Still, after a moment the knobbly head pressed eagerly against his palm. She gave a soft, puffing sound and licked his gloves with her forked tongue. Charlie laughed, loud and unreserved, before quickly proceeding to take advantage of the opportunity to carry out his experiment. He pulled a small roll of star-shaped stickers from his pocket and placed one gently above her right foreleg. Then, giving her a final scratch behind the ear, he withdrew.

Viktor was waiting by the gate, leaning with a brooding elegance against one of the fence posts. As he joined him Charlie found himself rubbing his chin reflectively. Serious, quiet and intense, the former Bulgarian seeker was everything that he was not. Yet somehow, despite that, they had become fast friends in record time. Things often happened that way back during the war. Danger heightened feelings and helped to cement relationships of all kinds, much faster than would have happened otherwise.

That was ten years ago now, he realised with a jolt. Ten years since his brother had died. The dull weight of the grief still threatened to shackle him to the ground at unexpected moments.

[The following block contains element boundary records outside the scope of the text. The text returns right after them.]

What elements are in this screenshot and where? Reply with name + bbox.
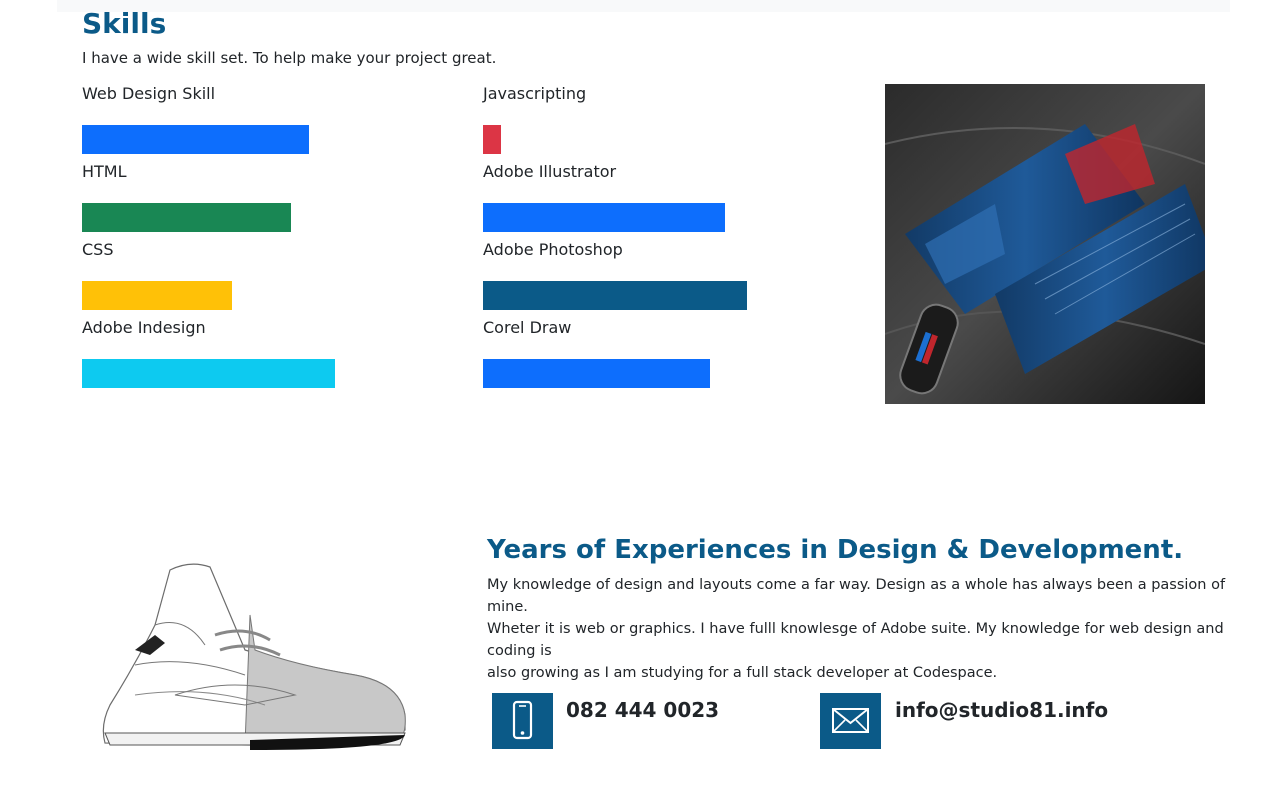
skill-bar xyxy=(483,125,501,154)
skill-item: Adobe Illustrator xyxy=(483,162,843,240)
skill-label: Javascripting xyxy=(483,84,587,103)
skill-label: Adobe Photoshop xyxy=(483,240,623,259)
skill-label: Corel Draw xyxy=(483,318,572,337)
skill-label: CSS xyxy=(82,240,114,259)
sneaker-icon xyxy=(102,563,406,750)
top-strip xyxy=(57,0,1230,12)
skill-label: Adobe Illustrator xyxy=(483,162,617,181)
envelope-icon xyxy=(832,708,869,733)
skill-item: CSS xyxy=(82,240,442,318)
brochure-photo xyxy=(885,84,1205,404)
brochure-illustration xyxy=(885,84,1205,404)
mobile-phone-icon xyxy=(512,700,533,740)
sneaker-illustration xyxy=(95,555,415,755)
skills-subtitle: I have a wide skill set. To help make yo… xyxy=(82,49,497,67)
skill-bar xyxy=(82,359,335,388)
skill-item: Adobe Photoshop xyxy=(483,240,843,318)
experience-title: Years of Experiences in Design & Develop… xyxy=(487,535,1184,565)
skill-bar xyxy=(483,359,710,388)
skill-item: HTML xyxy=(82,162,442,240)
skill-item: Web Design Skill xyxy=(82,84,442,162)
experience-text: My knowledge of design and layouts come … xyxy=(487,577,1226,681)
skills-left-column: Web Design Skill HTML CSS Adobe Indesign xyxy=(82,84,442,396)
skill-item: Adobe Indesign xyxy=(82,318,442,396)
skill-label: Web Design Skill xyxy=(82,84,216,103)
phone-icon-box xyxy=(492,693,553,749)
skills-right-column: Javascripting Adobe Illustrator Adobe Ph… xyxy=(483,84,843,396)
skill-bar xyxy=(82,125,309,154)
skill-bar xyxy=(483,203,725,232)
email-address[interactable]: info@studio81.info xyxy=(895,698,1108,722)
email-icon-box xyxy=(820,693,881,749)
skill-label: Adobe Indesign xyxy=(82,318,206,337)
skill-bar xyxy=(82,281,232,310)
skill-bar xyxy=(82,203,291,232)
skills-title: Skills xyxy=(82,7,167,40)
skill-item: Javascripting xyxy=(483,84,843,162)
skill-bar xyxy=(483,281,747,310)
skill-item: Corel Draw xyxy=(483,318,843,396)
phone-number[interactable]: 082 444 0023 xyxy=(566,698,719,722)
skill-label: HTML xyxy=(82,162,127,181)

Sensing that something was amiss, Viktor gave him a questioning look. Charlie merely smiled in response and rubbed his hands together, swallowing the lump in his throat. “Right,” he announced, “a galleon says she recognises her reflection.”

Viktor arched a sceptical eyebrow. “Done. Dragons aren’t all as clever as you think they are, Charlie.”

They waited. The dragonlet ignored the mirror entirely at first but all of a sudden she seemed to become aware that there was something new in her enclosure. She approached the mirror cautiously, all four limbs close to the ground. Her yellow eyes were intent on it, as if she thought it was a kind of prey. A puff of smoke curled against the glass. Charlie held his breath. How he wished he could know what was going through her mind.

After a few moments she raised her leg, her gaze flicking swiftly between her reflection and the sticker. She gave the yellow star a sniff, then started to nibble at it.

Charlie grinned and gave a triumphant whoop. “Yes, she’s made the connection! Good girl, Gwennie!” He turned to Viktor, whose expression made him look more like a disgruntled hawk than ever. “Come on, mate, pay up.”

Grumbling, Viktor slipped a hand into his pocket.